I was so lucky as to find a copy of The Tin Princess by Philip Pullman at the library, in the Italian translation by Gloria Pastorino. I was so excited when I saw it on the shelf of the kids section. I had been looking for it ever since I learned about the existence of The Tiger in the Well and The Tin Princess. Sally Lockhart is one of the best characters of all times.
Do you remember Sally's friend Jim Taylor, and Adelaide, the little girl who was kept as a slave by Mrs Holland in The Ruby in the Smoke? Well, they come back as the main characters of this book. Ten years have passed since their adventures in The Ruby in the Smoke, but Jim has never stopped looking for Adelaide, and one day he suddenly finds her.
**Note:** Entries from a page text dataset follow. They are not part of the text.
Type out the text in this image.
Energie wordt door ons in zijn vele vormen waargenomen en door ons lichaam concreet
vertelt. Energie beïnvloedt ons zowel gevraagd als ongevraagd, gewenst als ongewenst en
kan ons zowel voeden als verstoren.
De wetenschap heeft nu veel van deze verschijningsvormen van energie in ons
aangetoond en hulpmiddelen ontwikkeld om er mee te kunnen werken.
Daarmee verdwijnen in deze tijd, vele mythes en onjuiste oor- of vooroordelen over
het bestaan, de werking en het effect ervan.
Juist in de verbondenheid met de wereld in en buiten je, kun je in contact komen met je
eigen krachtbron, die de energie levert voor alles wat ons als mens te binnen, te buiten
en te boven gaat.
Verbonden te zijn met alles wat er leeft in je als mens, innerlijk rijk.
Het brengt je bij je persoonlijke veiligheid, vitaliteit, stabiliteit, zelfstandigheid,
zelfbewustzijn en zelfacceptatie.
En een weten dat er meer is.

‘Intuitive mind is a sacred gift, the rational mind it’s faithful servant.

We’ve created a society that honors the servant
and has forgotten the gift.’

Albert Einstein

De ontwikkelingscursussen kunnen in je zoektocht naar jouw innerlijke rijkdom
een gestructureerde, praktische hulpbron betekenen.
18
She's now a beautiful young lady, and someone has arranged for her to learn German and good manners, because she's about to become the princess of a tiny European country threatened by the great powers...
With The Tin Princess Philip Pullman focuses on another powerful female character: Adelaide, who goes from arrogant little brat to princess and ruler of a nation. She's strong and brave, like her new friend Rebecca Winter. Rebecca is a new character, a sixteen-year-old girl well-versed in languages and with a thirst for adventures. And as a friend of Adelaide's she will live a great deal of them!
The Tin Princess has an intricate plot, in which business and politics mix, in which murder is the shortest way of gaining power. I was only a bit disappointed that Sally plays a very minor role in this. But, I suppose, Sally's story was completed in The Tiger in the Well. While The Tin Princess was very engaging, I can't help the feeling that the first two books in the series were far better than the second two. My very favourite book remains The Shadow of the North, while Fred Garland is my favourite character.